Hedge Funds and "Prestige"
Hi All,
I'm curious about the role of prestige and pedigree in hedge fund recruiting: how much does it matter when you're going from one HF to another? In other words, when HF X is looking for a junior-level analyst, do they care most about (a) the reputation of that last fund ("super short term oriented" or "pretty quanty"), (b) the selectivity of that analyst's last fund (i.e. how hard was it to get that job), (c) the specific style of that last fund, (d) whether they know the analyst himself via networking, etc, (e) something else entirely?

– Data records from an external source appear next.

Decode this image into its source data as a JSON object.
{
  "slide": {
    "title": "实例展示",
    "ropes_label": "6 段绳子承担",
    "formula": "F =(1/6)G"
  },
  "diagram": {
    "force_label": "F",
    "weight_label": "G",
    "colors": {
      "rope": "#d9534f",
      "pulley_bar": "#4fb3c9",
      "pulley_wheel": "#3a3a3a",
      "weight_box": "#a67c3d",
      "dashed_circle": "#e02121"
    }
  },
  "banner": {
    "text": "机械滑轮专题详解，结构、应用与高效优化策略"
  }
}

In my specific position, I'm deciding between a less well known fund and a more well known fund for a summer internship, and I'm trying to figure out the long term "reputation cost" of going for the less known fund for the internship if I like them more. Will it bite me in the ass when I recruit for a full time role?
Thanks guys,
Baburator
My 2c: This is a rare time I would advocate for form over function. If you're evaluating two SA offers from hedge funds, neither of which is likely to end in an FT offer, then you should really consider going with the bigger name. You'll learn some stuff at either place but I think most people tend to discount your junior analyst experience at AnonGreekGod capital if they haven't heard of it.
I agree with the previous poster. For someone as junior as yourself, the relative weighting of the "brand" name is higher than it would be otherwise, for a variety of reasons.
Fully agree with posters above. Also just think out loud assuming you're a year away from graduating, if you're looking to maximize your shot at a FT offer, the bigger fund can afford to give an offer as your cost to the firm will be relatively small. Even if the large HF isn't performing well around the time of your graduation, they can probably afford to pick you up, but the small firm cannot wait around a year as your skills will deteriorate a bit and they may not have the budget for extra payroll. Smaller fund probably has lower fee structure. For you to be worth hiring, you'd have add at least $2 million to the PnL, assuming a 10% performance fee.
Some context: both are large funds (~$4B and ~$9B), but one's just much less known (the $4B one). I expect that my odds of getting a job out of either internship are roughly even (~50%).
Slight complicating factor is that the better known once is well known but controversial ("those guys are super short term and just trade around quarters!"). Don't know if this negative perception will affect how I'm viewed in FT recruiting or the prestige will outweigh.
Also, in case I'm unclear, this isn't an undergrad internship but rather an MBA internship. To the extent it matters, prestige of prior employers was A- but not A+.
I'd say prestige outweighs, but the fund also needs to have had good performance in recent years. Otherwise you get pigeonholed as "just another guy hired by a bloated, under-performing fund that earns money by collecting AUM that can hire anyone because they can afford to".
Also, $4B is not small at all and if they run a decent level of concentration and have good performance, I'm sure plenty of other HFs in their space will know them, even if their 'prestige' amongst non-HF folks isn't great.
More generally, style doesn't matter as much when you're junior (HFs will just train you to think their way). Selectivity and reputation are more important, but those two factors tend to be fairly correlated anyway so they go hand in hand.
Could you give us examples of funds that are known as "bloated, underperforming" and perhaps funds that may be less well-known but are really good? Thanks!
This is because there are a surprising number of joke funds that are 2 guys with $10mm from one of their parents, a prime and 2 un/under-paid interns out there.
Thing 1 you should select for is strategy - long/short and quant and global macro are completely different jobs. The value of your experience is mostly that the next guy doesn't have to spend time and effort training you, which is only true if you are coming from a similar strategy (although some will run more net exposure, concentration etc.).
After that, I'd say ability to go back (or have the PM place you with his friend, this happens with shops that don't hire every year), is key.
Remember AUM and prestige aren't necessarily correlated, what you want is someone who others listen to/worry about betting against. That being said, bloated underperforming funds are fine at your level - Paulson still gives you a level of recognition.
It's sometimes helpful to have brand name experience, especially at your first job. It doesn't matter for Goldman vs. Citi, but it probably helps for DE Shaw vs. Peekskill Suburban Capital LP. It adds a little more credibility to your job search to have a well known firm or two somewhere on your résumé, but you are also going to get more opportunities to grow and develop ideas and strategies at a smaller shop.
But I still think it's a secondary or tertiary consideration. If there was a decision process I use for picking a firm it's something like this:
1.) How much money will I earn here over the next 3-5 years? 2.) Do I like the people here? How is the culture? 3.) (Tiebreaker) Prestige.